Objectives of the Presentation

Specifically, this presentation will address the following objectives:

• Discuss the forces that compel companies and manag­ers to seriously consider BPR;

• Define the concept of BPR;

• Develop a "Poka-Yoke" View of Processes;

• Present a universal breakthrough sequence for carry­ing out BPR projects;

• Identify and examine those conditions that demand a radical change in current processes (as compared to incremental changes in the current processes), and

• Identify and present guidelines aimed at the success­ful implementation of BPR.

By following through with these objectives, this presenta­tion attempts to reduce some of the confusion surrounding the whole topic of BPR. Furthermore, it tries to help managers maximize their chances of successfully taking advantage of the capabilities offered by BPR.

Why Business Process Reengineering Now?

The primary focus of BPR is the process. Why focus process? There are several important reasons for being concerned about processes. First, it is important for us to

understand that processes are central to every enterprise and every business endeavor. Firms are not defined by their products. The hamburger produced by McDonalds, for example, is not really that different from the hamburger made by one its major competitors (e.g., Wendy's or Burger King). What differentiates McDonald from its competitors is the process by which the hamburger was made and delivered to its customer. In other words, we can think of products as being bundles of attributes. These attributes which pertain to the four foundations of value: lead time, quality, cost and flexibility, are shaped by the processes designed and built into the firm. If we want to change the product, we must ultimately change the process by which the product is generated. This is the realization that led a company like Taco Bell to revise its entire process of delivering fast food in its restaurants. Another way of looking at processes and their importance is to think about Toyota's success with Just-in-Time (JIT) Manufacturing. One reason that it has been so successful can be found in its process.
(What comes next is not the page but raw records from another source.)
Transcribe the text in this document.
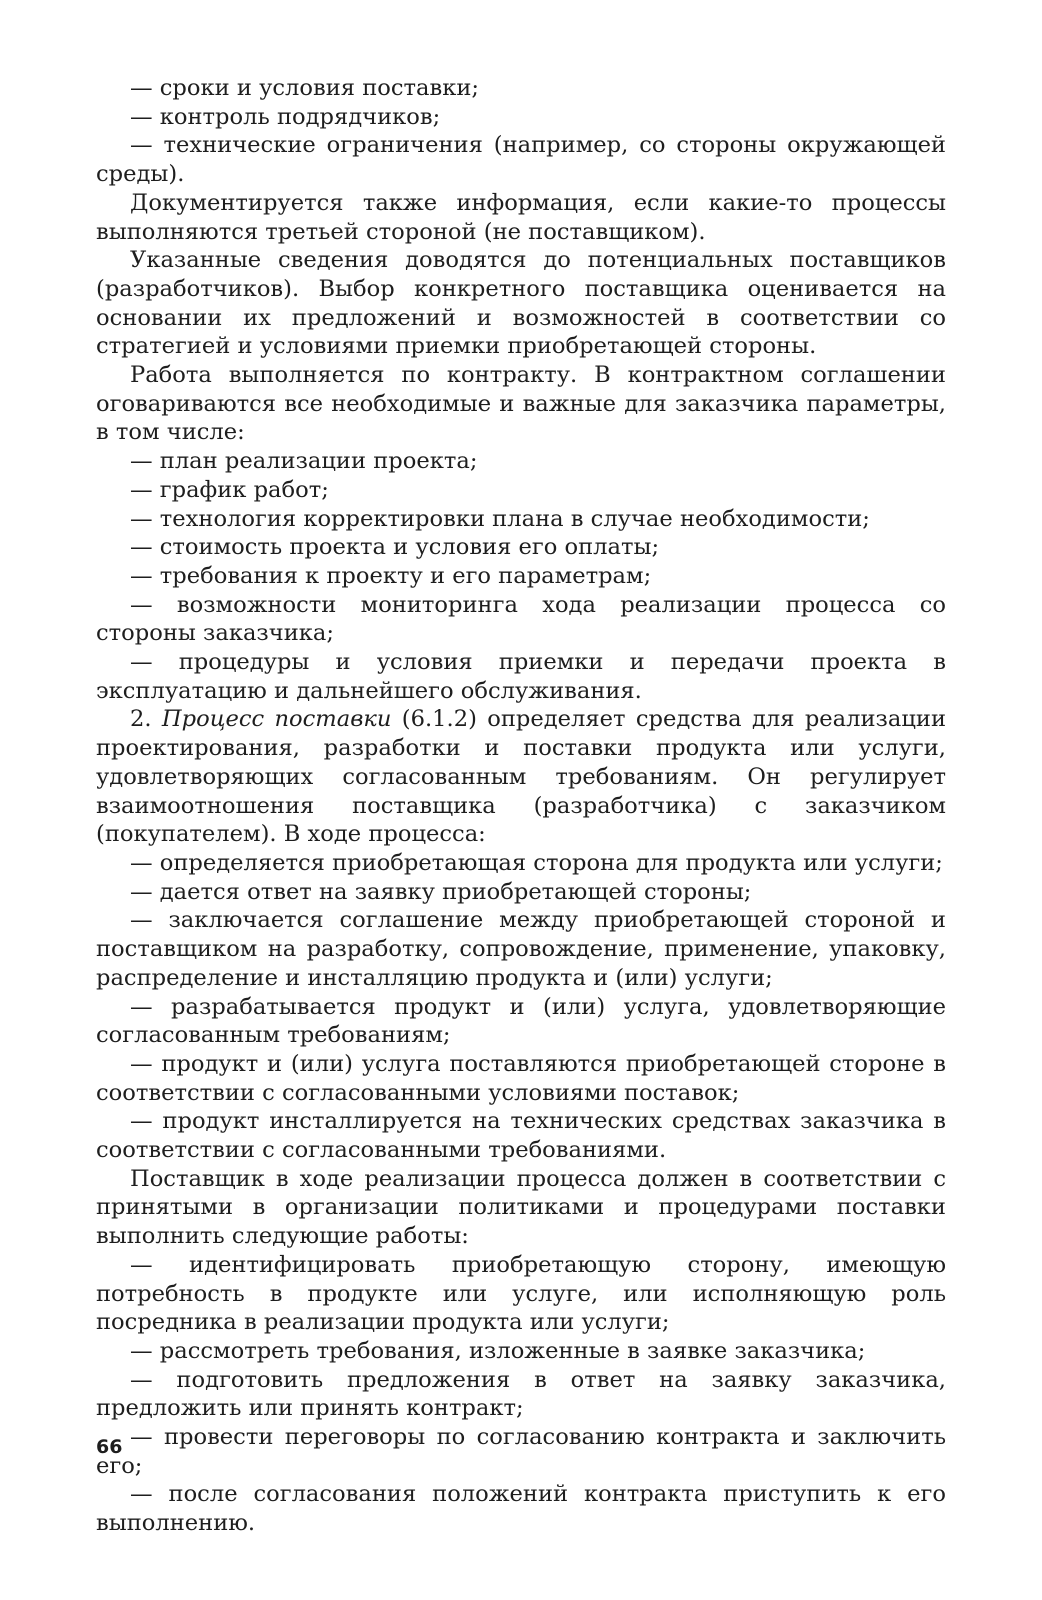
— сроки и условия поставки;

— контроль подрядчиков;

— технические ограничения (например, со стороны окружающей среды).

Документируется также информация, если какие-то процессы выполняются третьей стороной (не поставщиком).

Указанные сведения доводятся до потенциальных поставщиков (разработчиков). Выбор конкретного поставщика оценивается на основании их предложений и возможностей в соответствии со стратегией и условиями приемки приобретающей стороны.

Работа выполняется по контракту. В контрактном соглашении оговариваются все необходимые и важные для заказчика параметры, в том числе:

— план реализации проекта;

— график работ;

— технология корректировки плана в случае необходимости;

— стоимость проекта и условия его оплаты;

— требования к проекту и его параметрам;

— возможности мониторинга хода реализации процесса со стороны заказчика;

— процедуры и условия приемки и передачи проекта в эксплуатацию и дальнейшего обслуживания.

2. Процесс поставки (6.1.2) определяет средства для реализации проектирования, разработки и поставки продукта или услуги, удовлетворяющих согласованным требованиям. Он регулирует взаимоотношения поставщика (разработчика) с заказчиком (покупателем). В ходе процесса:

— определяется приобретающая сторона для продукта или услуги;

— дается ответ на заявку приобретающей стороны;

— заключается соглашение между приобретающей стороной и поставщиком на разработку, сопровождение, применение, упаковку, распределение и инсталляцию продукта и (или) услуги;

— разрабатывается продукт и (или) услуга, удовлетворяющие согласованным требованиям;

— продукт и (или) услуга поставляются приобретающей стороне в соответствии с согласованными условиями поставок;

— продукт инсталлируется на технических средствах заказчика в соответствии с согласованными требованиями.

Поставщик в ходе реализации процесса должен в соответствии с принятыми в организации политиками и процедурами поставки выполнить следующие работы:

— идентифицировать приобретающую сторону, имеющую потребность в продукте или услуге, или исполняющую роль посредника в реализации продукта или услуги;

— рассмотреть требования, изложенные в заявке заказчика;

— подготовить предложения в ответ на заявку заказчика, предложить или принять контракт;

— провести переговоры по согласованию контракта и заключить его;

— после согласования положений контракта приступить к его выполнению.

66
Second, every firm consists of at least eight major pro­cesses: (1) the strategic management process, (2) the innovation process, (3) the customer service process, (4) the resource management process (of which procedures such as MRP and shop floor control are part), (5) supply chain management process, (6) logistics management process, (7) measurement process and (8) other supporting pro­cesses. In short, firms are bundles of processes. Nearly everything that happens within the firm is the result of a process.

Third, customers themselves are becoming aware of the importance of processes. When customers ask the firm to show the process by which orders are accepted and filled,
what they are asking is that the firm show that it under­ stands its processes and that it has these processes under control. After all, a process that is understood, documented and under control is by its very nature more predictable and reliable.